Self-Tuning PID Control via a Hybrid Actor-Critic-Based Neural Structure for Quadcopter Control

TL;DR

This paper presents a novel self-tuning PID control method for quadcopters using a hybrid actor-critic neural network, enhancing robustness and performance under uncertainties and disturbances.

Contribution

It introduces an online reinforcement learning-based neural structure for dynamic PID gain tuning, improving quadcopter control robustness and adaptability.

Findings

Enhanced robustness to disturbances and mass uncertainty

Faster training and adaptation compared to traditional methods

Superior control performance with dynamic gain tuning

Abstract

Proportional-Integrator-Derivative (PID) controller is used in a wide range of industrial and experimental processes. There are a couple of offline methods for tuning PID gains.
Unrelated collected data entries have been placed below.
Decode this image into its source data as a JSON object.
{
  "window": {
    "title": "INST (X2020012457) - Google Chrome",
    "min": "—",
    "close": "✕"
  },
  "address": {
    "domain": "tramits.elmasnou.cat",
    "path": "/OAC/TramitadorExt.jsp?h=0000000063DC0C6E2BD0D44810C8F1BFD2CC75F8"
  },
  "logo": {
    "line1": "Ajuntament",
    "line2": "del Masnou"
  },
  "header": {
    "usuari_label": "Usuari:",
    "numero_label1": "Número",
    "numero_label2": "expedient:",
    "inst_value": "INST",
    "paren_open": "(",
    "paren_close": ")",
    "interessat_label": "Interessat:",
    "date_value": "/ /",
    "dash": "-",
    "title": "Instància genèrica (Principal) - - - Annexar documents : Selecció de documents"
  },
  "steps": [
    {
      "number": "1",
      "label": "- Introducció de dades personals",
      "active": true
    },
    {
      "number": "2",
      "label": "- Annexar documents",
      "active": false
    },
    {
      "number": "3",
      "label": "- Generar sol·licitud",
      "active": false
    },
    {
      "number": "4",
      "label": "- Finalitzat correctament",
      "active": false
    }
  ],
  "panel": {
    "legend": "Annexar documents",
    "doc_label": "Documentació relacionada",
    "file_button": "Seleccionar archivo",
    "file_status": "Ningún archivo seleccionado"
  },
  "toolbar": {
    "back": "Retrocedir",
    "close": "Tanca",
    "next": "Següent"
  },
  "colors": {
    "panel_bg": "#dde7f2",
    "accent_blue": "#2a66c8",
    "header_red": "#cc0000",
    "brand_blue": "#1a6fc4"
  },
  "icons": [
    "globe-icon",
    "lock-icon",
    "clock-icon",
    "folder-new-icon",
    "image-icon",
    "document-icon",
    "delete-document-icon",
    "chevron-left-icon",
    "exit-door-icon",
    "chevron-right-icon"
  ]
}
However, due to the uncertainty of model parameters and external disturbances, real systems such as Quadrotors need more robust and reliable PID controllers. In this research, a self-tuning PID controller using a Reinforcement-Learning-based Neural Network for attitude and altitude control of a Quadrotor has been investigated. An Incremental PID, which contains static and dynamic gains, has been considered and only the variable gains have been tuned. To tune dynamic gains, a model-free actor-critic-based hybrid neural structure was used that was able to properly tune PID gains, and also has done the best as an identifier. In both tunning and identification tasks, a Neural Network with two hidden layers and sigmoid activation functions has been learned using Adaptive Momentum (ADAM) optimizer and Back-Propagation (BP) algorithm. This method is online, able to tackle disturbance, and fast in training. In addition to robustness to mass uncertainty and wind gust disturbance, results showed that the proposed method had a better performance when compared to a PID controller with constant gains.